You should study the pros and cons of each and evaluate how those fit with your requirements and needs.

I am partial to SCons, mainly because I cant stand the CMake syntax, but that is a personal preference. Here are some pros and cons of each as I see it:

CMake

Pros:

  • Similar to QMake, considering it is a makefile generator
  • CMake is widely used, so there is alot of references and help available
  • Has a GUI (I dont know it myself, based on Calvin1602 comments below)

Cons:

  • CMake has its own, invented syntax, which many feel (myself included) is not intuitive.
  • 2 step build process, first create the Makefiles, then actually perform the compilation
  • Its next to impossible to read the generated Makefiles

SCons

Pros:

  • The syntax is Python, which is widely used and relatively easy to learn. (and Python is cool :)
  • The build process is one step, just execute SCons, and it compiles.
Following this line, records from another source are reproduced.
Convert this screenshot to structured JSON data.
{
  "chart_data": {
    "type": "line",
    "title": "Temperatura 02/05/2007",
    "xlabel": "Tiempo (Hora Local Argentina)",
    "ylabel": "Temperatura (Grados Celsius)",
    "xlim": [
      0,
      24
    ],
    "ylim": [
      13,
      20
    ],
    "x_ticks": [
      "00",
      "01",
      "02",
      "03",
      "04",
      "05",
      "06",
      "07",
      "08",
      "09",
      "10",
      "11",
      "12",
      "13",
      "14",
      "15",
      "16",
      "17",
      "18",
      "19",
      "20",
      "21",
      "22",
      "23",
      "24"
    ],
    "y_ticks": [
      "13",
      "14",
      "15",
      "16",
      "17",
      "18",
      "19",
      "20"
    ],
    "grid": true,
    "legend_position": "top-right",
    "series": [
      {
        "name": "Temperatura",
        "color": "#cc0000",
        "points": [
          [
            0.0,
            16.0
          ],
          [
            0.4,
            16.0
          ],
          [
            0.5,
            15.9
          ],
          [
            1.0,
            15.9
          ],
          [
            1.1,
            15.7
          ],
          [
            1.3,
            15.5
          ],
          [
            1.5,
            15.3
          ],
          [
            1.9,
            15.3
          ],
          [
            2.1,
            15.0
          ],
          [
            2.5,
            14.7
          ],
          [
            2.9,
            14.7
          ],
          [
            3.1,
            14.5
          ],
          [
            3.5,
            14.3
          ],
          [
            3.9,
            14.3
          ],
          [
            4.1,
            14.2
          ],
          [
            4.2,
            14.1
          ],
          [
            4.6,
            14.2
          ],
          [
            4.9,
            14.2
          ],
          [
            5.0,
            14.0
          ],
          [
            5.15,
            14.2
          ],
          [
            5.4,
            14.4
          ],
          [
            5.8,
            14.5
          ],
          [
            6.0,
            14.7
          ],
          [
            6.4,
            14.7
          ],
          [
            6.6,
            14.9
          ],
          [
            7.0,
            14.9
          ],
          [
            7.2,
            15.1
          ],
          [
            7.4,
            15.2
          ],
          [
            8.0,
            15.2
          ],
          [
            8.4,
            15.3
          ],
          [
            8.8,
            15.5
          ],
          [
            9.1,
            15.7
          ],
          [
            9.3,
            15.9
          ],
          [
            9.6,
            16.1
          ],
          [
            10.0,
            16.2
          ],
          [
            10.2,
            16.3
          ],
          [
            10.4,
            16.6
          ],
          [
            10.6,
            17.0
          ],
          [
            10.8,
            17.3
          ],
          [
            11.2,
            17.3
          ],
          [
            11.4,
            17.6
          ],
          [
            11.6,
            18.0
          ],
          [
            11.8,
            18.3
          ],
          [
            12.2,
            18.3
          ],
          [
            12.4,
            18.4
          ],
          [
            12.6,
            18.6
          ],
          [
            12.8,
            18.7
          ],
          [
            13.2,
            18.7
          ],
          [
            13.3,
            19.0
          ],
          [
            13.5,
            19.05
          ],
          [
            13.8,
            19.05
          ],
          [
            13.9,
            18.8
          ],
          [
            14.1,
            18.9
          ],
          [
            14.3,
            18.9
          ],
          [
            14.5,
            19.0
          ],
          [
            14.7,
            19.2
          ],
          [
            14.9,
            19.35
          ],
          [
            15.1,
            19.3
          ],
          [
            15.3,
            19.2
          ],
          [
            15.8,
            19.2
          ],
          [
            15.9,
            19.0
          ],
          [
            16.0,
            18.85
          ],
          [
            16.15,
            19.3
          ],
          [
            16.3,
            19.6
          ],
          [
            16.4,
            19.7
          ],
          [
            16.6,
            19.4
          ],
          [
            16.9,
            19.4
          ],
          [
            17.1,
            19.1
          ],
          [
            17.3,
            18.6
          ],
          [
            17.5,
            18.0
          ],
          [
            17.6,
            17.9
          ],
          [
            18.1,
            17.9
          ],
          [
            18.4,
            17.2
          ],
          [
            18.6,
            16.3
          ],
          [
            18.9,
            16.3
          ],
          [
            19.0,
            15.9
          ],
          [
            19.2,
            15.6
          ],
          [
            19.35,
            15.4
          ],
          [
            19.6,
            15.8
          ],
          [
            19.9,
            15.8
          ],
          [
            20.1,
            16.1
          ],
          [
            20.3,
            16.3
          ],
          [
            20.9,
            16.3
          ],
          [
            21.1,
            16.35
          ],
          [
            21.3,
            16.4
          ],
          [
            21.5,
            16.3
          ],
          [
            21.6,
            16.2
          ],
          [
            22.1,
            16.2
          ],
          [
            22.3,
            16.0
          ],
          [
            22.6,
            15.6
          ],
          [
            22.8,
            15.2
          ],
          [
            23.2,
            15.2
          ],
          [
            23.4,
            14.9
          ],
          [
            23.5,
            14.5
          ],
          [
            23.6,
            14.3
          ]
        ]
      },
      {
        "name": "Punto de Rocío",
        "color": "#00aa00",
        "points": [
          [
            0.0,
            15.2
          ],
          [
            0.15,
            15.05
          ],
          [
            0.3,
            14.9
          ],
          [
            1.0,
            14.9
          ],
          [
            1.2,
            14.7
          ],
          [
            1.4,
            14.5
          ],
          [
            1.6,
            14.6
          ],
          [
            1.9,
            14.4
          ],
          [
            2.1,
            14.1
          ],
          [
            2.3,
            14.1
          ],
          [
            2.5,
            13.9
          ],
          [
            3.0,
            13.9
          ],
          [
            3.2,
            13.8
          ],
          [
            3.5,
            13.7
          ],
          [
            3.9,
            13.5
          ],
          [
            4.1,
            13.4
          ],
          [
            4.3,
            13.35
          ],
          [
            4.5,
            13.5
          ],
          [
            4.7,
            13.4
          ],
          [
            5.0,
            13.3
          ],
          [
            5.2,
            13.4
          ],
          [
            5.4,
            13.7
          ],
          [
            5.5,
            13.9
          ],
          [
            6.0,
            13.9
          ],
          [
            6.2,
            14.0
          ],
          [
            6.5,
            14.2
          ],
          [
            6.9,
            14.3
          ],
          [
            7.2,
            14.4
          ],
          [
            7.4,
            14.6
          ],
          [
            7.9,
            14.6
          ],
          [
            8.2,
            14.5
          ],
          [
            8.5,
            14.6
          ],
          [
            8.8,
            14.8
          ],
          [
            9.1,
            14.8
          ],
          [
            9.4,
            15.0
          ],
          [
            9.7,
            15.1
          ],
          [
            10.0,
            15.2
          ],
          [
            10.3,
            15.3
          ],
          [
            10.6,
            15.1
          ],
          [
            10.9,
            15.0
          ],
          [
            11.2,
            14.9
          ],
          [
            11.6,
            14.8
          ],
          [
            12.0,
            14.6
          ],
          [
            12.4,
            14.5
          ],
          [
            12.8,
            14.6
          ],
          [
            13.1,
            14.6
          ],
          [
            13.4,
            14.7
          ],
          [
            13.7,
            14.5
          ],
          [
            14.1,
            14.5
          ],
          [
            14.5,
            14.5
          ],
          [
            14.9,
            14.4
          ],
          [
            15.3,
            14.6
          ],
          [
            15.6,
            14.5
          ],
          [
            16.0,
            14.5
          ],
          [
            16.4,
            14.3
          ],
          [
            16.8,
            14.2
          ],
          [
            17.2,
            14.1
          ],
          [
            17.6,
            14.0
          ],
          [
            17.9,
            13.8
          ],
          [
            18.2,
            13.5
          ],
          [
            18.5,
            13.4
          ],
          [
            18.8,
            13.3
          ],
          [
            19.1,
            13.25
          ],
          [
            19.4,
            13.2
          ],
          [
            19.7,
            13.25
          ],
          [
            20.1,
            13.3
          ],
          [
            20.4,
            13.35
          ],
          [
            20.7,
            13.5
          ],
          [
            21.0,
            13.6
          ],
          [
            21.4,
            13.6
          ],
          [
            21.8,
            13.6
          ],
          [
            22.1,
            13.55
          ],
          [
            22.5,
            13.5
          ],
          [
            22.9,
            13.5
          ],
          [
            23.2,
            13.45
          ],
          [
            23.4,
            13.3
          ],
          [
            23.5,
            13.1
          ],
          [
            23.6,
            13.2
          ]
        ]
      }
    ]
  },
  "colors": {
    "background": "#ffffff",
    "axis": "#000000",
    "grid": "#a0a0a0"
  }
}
No intermediate build files to generate or maintain.
  • In the past SCons was slower than CMake, but since then its much faster, probably as fast or faster than CMake since it doesnt have to generate makefiles.
  • Rich feature set, and many languages supported, whereas CMake is focused towards C/C++
  • Very accurate, implicit dependency system: no need to explicitly list dependent headers, libraries, etc. Explicit dependencies can be specified if needed.
  • An eclipse plugin is available. Eclipse also has plugins available for Python.
  • Has tools created for Qt projects to handle MOC and other related codegen as mentioned here.

Cons:

  • SCons may not be as widely used as CMake, but there is still plenty of support available.
  • Depending on the size of the project, SCons may use alot of memory, since it parses all of the build scripts and builds a dependency tree in memory before actually compiling anything. This does allow however for more accurate dependency checking.